In the photo, Vergara has a scar on his thyroid, the small butterfly-shaped hormone-producing gland located on the lower front part of his neck. “It was my first acting class after diagnosis and treatment,” Vergara shared in the caption, “and seeing the scar on my throat reminds me how blessed I felt that day and every day since. “
Vergara said she felt “lucky and grateful to be able to share my story and say: early prevention is so important!!” the modern family star urged people to keep their routine medical appointments. “Schedule your annual check-up for this year if you haven’t already,” she wrote.

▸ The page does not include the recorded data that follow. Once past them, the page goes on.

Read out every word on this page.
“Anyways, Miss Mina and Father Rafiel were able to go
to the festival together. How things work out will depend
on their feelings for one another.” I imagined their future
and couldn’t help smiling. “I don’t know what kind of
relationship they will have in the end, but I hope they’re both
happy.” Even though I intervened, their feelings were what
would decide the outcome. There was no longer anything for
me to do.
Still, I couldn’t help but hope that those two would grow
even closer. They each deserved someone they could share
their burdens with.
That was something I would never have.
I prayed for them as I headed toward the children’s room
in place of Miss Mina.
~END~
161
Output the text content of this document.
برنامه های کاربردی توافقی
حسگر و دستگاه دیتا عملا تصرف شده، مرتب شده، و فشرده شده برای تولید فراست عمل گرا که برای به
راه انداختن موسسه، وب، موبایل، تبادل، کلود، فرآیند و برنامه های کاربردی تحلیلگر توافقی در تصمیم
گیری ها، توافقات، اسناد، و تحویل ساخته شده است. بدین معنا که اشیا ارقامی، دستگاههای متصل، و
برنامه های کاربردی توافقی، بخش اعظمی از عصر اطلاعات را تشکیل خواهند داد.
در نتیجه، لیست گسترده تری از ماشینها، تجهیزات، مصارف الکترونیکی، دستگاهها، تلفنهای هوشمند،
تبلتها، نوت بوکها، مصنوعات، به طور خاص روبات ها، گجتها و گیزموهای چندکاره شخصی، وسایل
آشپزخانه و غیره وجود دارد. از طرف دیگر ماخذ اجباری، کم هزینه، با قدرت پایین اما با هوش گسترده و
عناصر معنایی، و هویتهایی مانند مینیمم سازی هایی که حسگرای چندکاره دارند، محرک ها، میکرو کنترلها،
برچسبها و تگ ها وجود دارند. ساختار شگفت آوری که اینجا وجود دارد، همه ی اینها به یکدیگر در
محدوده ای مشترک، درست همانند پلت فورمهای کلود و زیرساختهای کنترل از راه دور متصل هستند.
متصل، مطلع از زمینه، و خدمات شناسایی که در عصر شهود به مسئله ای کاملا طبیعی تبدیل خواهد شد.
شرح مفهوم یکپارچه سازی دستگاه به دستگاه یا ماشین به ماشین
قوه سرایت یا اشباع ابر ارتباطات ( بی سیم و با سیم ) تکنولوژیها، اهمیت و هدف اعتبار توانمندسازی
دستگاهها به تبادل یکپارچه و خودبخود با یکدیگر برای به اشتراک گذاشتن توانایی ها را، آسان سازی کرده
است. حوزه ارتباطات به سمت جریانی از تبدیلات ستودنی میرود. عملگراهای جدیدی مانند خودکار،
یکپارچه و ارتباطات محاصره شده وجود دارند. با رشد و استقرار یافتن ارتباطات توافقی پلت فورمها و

Doctors don’t understand what causes the majority of thyroid cancer cases, according to the Mayo Clinic, so they don’t know what people at average risk can do to prevent or reduce their risk of getting the disease. (For people at higher than average risk, due to certain inherited genetic mutations or living very near a nuclear power plant, preventative surgery or medication may be an option, according to the Mayo Clinic.) However, doctors are confident are improved to detect thyroid cancer early. Today, most cases are detected earlier than before, according to the American Cancer Society (ACS), and can be treated successfully.